2 Austin You
I had a few more electives left in my graduation requirements and was looking for ones that interested me, and I happened to come across a posting for the IST program in the spring of 2025. As I read the description of what the role would be like, I realized that it had many of the benefits of a co-op term but in a field that I would not have thought to apply - data science - lack of experience made me hesitant in previous co-op hiring terms to apply for data science roles. Seeing as I would get to learn technical skills over the summer and have chances to make an impact on a sports organization within my own school with those skills starting in the fall, upon receiving an offer to be an infrastructure member of the IST team, I readily accepted the opportunity.
Projects
Automated Data Pipeline for Balltime
For this project, I created a data extraction pipeline for the Balltime volleyball video platform, which relies on a proprietary computer vision system to classify actions in footage of volleyball games or practices. The platform makes the data available in JSON, but Balltime does not currently have an API endpoint that makes its data available to developers. Thus, I learned to build a web scraper using the popular web scraping library Selenium that automatically retrieves that data on a daily cadence determined by a Github Action. I used the medallion architecture to inform my approach throughout the project; after the logic for scraping raw (bronze) JSON data was complete, I wrote several scripts using the pandas library to split the data into CSV tables which could be further cleaned and processed into silver level data. Both the bronze and silver data are currently stored on our Balltime Github repository. This silver data can then be used to form gold level tables, containing only the data which is necessary for a given project. Throughout the project, I coordinated with another infrastructure IST member to create data dictionaries for the bronze and silver data which would help us keep track of changes to either level of data; she would draft the dictionaries in a pull request, and I would review them and make comments for changes if needed. This process was somewhat difficult as the format of the Balltime data would change every so often, and the Balltime platform itself does not have up-to-date documentation on the format of its data.
Our goal in the future is to be able to validate the data from Balltime for accuracy more fully. Balltime data is often processed faster than data uploaded to our other video solution, Perfbook, which relies on manual data labeling.
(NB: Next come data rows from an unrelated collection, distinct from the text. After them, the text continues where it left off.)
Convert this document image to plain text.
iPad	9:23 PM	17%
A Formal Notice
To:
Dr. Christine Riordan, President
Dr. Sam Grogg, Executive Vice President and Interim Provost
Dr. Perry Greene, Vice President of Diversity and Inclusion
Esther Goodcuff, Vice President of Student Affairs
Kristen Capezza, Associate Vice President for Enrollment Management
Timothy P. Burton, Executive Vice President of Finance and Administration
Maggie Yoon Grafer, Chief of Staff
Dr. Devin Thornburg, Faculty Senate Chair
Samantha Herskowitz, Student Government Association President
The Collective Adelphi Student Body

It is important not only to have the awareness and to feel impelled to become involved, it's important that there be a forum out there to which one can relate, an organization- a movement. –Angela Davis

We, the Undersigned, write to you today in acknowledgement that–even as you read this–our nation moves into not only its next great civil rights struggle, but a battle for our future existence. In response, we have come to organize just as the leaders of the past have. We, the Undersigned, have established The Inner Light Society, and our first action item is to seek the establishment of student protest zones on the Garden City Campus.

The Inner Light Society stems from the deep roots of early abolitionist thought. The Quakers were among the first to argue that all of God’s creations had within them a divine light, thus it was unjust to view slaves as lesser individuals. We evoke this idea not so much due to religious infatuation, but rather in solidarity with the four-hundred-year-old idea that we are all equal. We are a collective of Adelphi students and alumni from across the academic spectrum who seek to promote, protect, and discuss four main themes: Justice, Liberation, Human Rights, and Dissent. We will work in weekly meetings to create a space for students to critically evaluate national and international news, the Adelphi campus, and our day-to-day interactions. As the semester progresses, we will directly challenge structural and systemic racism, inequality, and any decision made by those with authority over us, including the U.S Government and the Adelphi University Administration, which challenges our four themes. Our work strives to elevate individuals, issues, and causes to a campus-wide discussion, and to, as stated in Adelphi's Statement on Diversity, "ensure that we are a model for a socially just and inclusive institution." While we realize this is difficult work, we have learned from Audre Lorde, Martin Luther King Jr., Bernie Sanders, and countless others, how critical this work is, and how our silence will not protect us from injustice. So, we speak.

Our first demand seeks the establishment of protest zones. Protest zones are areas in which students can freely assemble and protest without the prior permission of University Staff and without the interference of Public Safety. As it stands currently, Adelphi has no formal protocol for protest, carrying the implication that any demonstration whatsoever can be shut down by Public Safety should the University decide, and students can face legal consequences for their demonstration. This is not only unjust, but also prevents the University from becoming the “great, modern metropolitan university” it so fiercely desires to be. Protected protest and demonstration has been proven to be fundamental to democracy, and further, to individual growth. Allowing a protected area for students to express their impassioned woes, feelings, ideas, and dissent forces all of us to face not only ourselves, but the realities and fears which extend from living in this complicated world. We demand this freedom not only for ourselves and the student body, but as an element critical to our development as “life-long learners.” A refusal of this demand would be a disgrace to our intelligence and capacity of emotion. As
We would like to incorporate Balltime data into our data solutions so long as the data it reports is sufficiently accurate for our needs.
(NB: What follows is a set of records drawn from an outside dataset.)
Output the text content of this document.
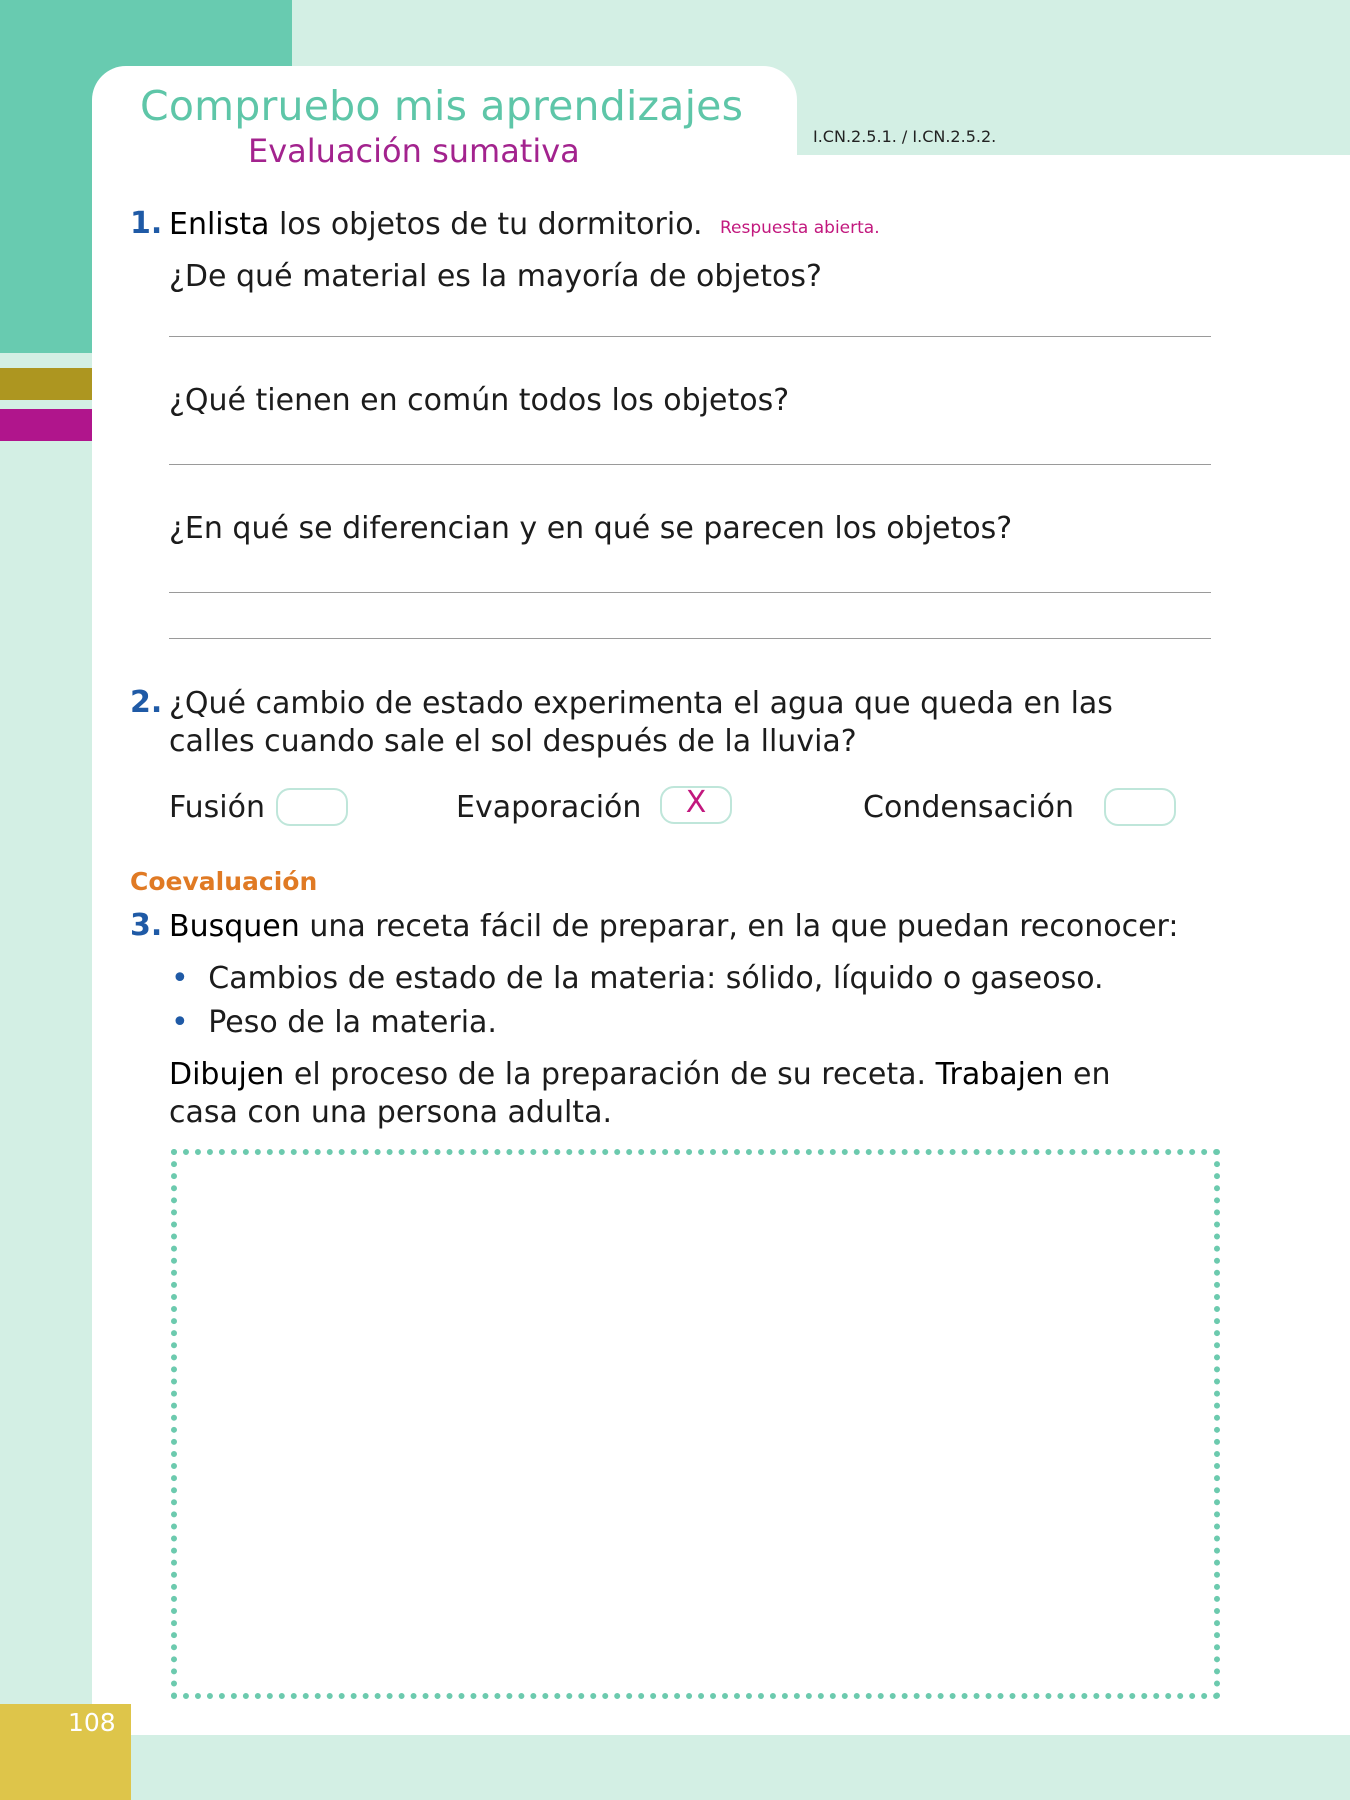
Compruebo mis aprendizajes
Evaluación sumativa	I.CN.2.5.1. / I.CN.2.5.2.
1. Enlista los objetos de tu dormitorio. Respuesta abierta.
¿De qué material es la mayoría de objetos?
¿Qué tienen en común todos los objetos?
¿En qué se diferencian y en qué se parecen los objetos?
2. ¿Qué cambio de estado experimenta el agua que queda en las
calles cuando sale el sol después de la lluvia?
Fusión	Evaporación	X	Condensación
Coevaluación
3. Busquen una receta fácil de preparar, en la que puedan reconocer:
• Cambios de estado de la materia: sólido, líquido o gaseoso.
• Peso de la materia.
Dibujen el proceso de la preparación de su receta. Trabajen en
casa con una persona adulta.
108
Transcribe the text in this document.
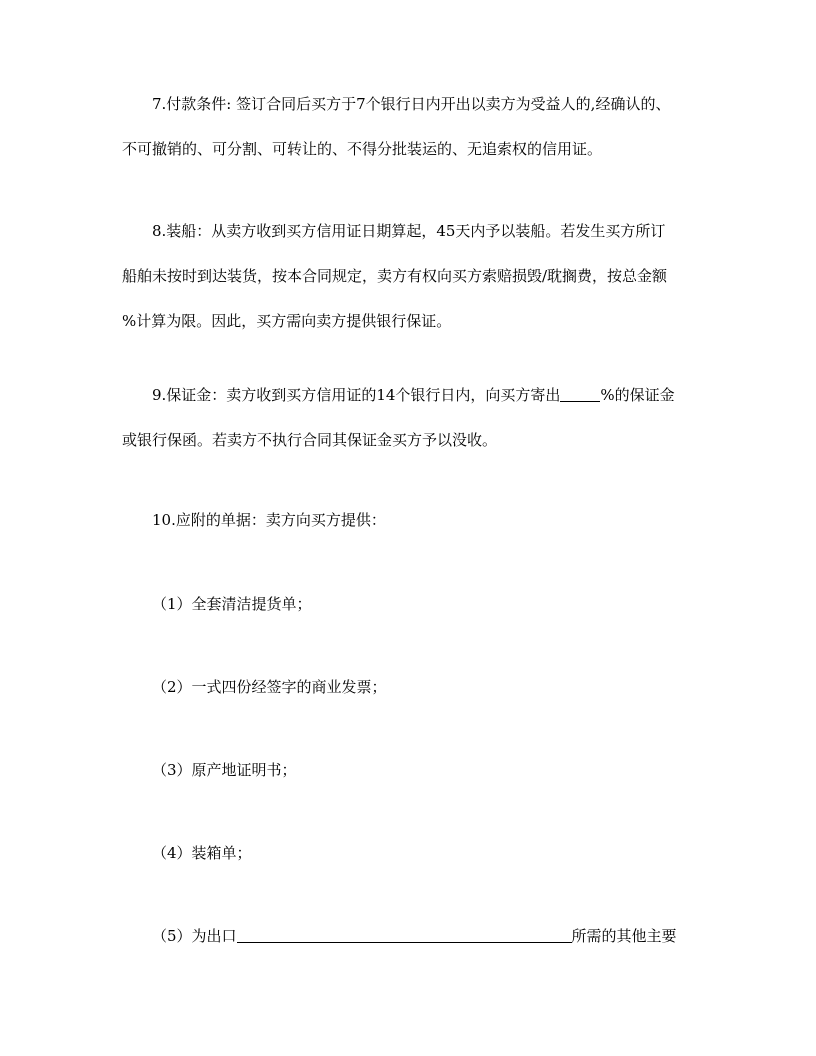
7.付款条件: 签订合同后买方于7个银行日内开出以卖方为受益人的,经确认的、
不可撤销的、可分割、可转让的、不得分批装运的、无追索权的信用证。
8.装船：从卖方收到买方信用证日期算起，45天内予以装船。若发生买方所订
船舶未按时到达装货，按本合同规定，卖方有权向买方索赔损毁/耽搁费，按总金额
%计算为限。因此，买方需向卖方提供银行保证。
9.保证金：卖方收到买方信用证的14个银行日内，向买方寄出	%的保证金
或银行保函。若卖方不执行合同其保证金买方予以没收。
10.应附的单据：卖方向买方提供：
（1）全套清洁提货单；
（2）一式四份经签字的商业发票；
（3）原产地证明书；
（4）装箱单；
（5）为出口	所需的其他主要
Wellness & Jump Data Collection
During the 2025-26 winter break, the data collection for Wellness & Jump Data dashboard for the women’s volleyball team needed to be manually done. Jump metrics and wellness survey data would be available via the VALD and Qualtrics platforms, but as we had not automated the process of updating the data available to our dashboard, I needed to update the data on a weekly basis over the course of the winter break. I did so by manually running a script which pulled the latest wellness and jump data and outputted them to a CSV file, which I pushed to our dashboard’s Github repository. I also coordinated with our Sports Science IST student to ensure that each week’s update went smoothly. By the break’s end, the process was automated and my role on the project was no longer needed.
Reflections
I had to deal with several personal obstacles throughout the 2025-26 season as a IST. I am grateful to my team lead, David, for being willing to accommodate me while I was dealing with them and for motivating me to continue my IST work despite those challenges. That said, with the IST being the first time I learned to build a web scraper or use the Balltime platform, I did struggle in the fall term to acclimate to the technology we were using. This resulted in, from my point of view, stunted progress through the fall, which affected how much I could realistically do before the end of the season in February. I am still proud that, despite all the challenges I faced, I was able to learn basic web scraping and the process of automating it to the point where I can say that I built a functioning pipeline that scrapes and cleans over 100 files of game and practice footage.
One thing I believe I could have improved on personally if I were to do the IST again is to develop my oral presentation skills. I think it would have benefited the data solutions team, the coaches and myself if I were better able to concisely give reports on progress for my projects. I tended to ramble if I wasn’t completely confident in some point I was talking about, which might be fixed by taking the time to understand points I want to talk about but don’t fully understand, or simply admitting my lack of understanding in the moment and trying later to make up that knowledge deficit.